Batteries take the chemical energy in their materials, and change this into electrical energy. We have written thousands of posts on this blog about these wonderful electrochemical devices. We learned a great deal more about batteries and how they work, as we traced breaking news about this evolving technology.
A Return to The Inner Workings of Batteries
All batteries, including the one perhaps powering your phone as you read this, contain an anode, a cathode, a separator, and an electrolyte that combine to produce electrical energy:
- The anode is the negative terminal that stores the electrochemical energy, and releases electrons in a process we call oxidation.
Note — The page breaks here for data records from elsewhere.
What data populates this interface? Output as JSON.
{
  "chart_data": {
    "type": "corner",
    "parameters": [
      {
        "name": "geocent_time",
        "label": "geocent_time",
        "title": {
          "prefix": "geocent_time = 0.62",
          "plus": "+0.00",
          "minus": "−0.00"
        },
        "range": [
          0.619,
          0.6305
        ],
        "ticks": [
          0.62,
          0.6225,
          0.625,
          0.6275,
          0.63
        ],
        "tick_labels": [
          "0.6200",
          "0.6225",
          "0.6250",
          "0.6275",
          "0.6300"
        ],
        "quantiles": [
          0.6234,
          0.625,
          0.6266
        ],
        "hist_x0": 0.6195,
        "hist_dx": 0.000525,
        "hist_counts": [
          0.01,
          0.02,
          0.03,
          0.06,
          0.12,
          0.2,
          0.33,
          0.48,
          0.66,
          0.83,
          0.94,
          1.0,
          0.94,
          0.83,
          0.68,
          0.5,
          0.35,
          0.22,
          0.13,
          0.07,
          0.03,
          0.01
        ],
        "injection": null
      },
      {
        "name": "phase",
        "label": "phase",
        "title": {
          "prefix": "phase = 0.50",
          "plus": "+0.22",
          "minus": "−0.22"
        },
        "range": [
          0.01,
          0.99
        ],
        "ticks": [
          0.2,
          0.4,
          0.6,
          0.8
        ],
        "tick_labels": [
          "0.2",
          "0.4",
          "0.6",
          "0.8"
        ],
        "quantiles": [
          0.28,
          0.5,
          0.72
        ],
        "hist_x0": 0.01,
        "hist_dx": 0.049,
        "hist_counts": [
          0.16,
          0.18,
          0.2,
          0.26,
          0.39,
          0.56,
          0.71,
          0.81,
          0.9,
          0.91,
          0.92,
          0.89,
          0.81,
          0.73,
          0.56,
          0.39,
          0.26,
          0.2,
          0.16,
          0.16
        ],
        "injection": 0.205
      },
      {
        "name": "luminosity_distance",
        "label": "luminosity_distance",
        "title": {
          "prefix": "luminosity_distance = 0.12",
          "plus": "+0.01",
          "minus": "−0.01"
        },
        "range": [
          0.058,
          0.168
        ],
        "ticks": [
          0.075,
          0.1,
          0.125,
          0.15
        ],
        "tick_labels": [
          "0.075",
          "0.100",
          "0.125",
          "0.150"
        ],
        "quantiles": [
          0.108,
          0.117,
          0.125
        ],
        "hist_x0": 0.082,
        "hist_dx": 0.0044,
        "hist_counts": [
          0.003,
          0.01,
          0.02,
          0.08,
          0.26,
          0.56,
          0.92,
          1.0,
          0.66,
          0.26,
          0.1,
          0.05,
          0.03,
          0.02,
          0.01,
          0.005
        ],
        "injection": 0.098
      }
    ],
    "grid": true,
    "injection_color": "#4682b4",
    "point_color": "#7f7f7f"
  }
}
- The cathode is the positive terminal that accepts these electrons. It receives them in a process we call reduction.
- The separator prevents the cathode and anode from touching directly. Its job is to avoid a short-circuit releasing all the energy at once.
- The electrolyte allows ions to move from the anode to the cathode during discharging, and move back again during recharging.
So much for the basics of all batteries. Please stay with us, and learn more about batteries, and how these four components work together inside them.
How The Four Parts of a Battery Work Together
- Chemical reactions occur at the anode and the cathode when we discharge (use) a battery.
- In the first instance, the anode releases subatomic electron particles to the cathode via an external circuit.
- In the second, ion atoms flow the other way through the electrolyte, to restore the electrochemical balance.
- These two counter-balancing flows generate the electrical current that powers portable devices.
When we recharge a battery (if it allows us) we reverse the ion flow, by passing an electrical current through the battery in the other direction. However, a few ions become trapped every time this happens. Eventually the battery is no longer able to produce sufficient energy to power our electrical device.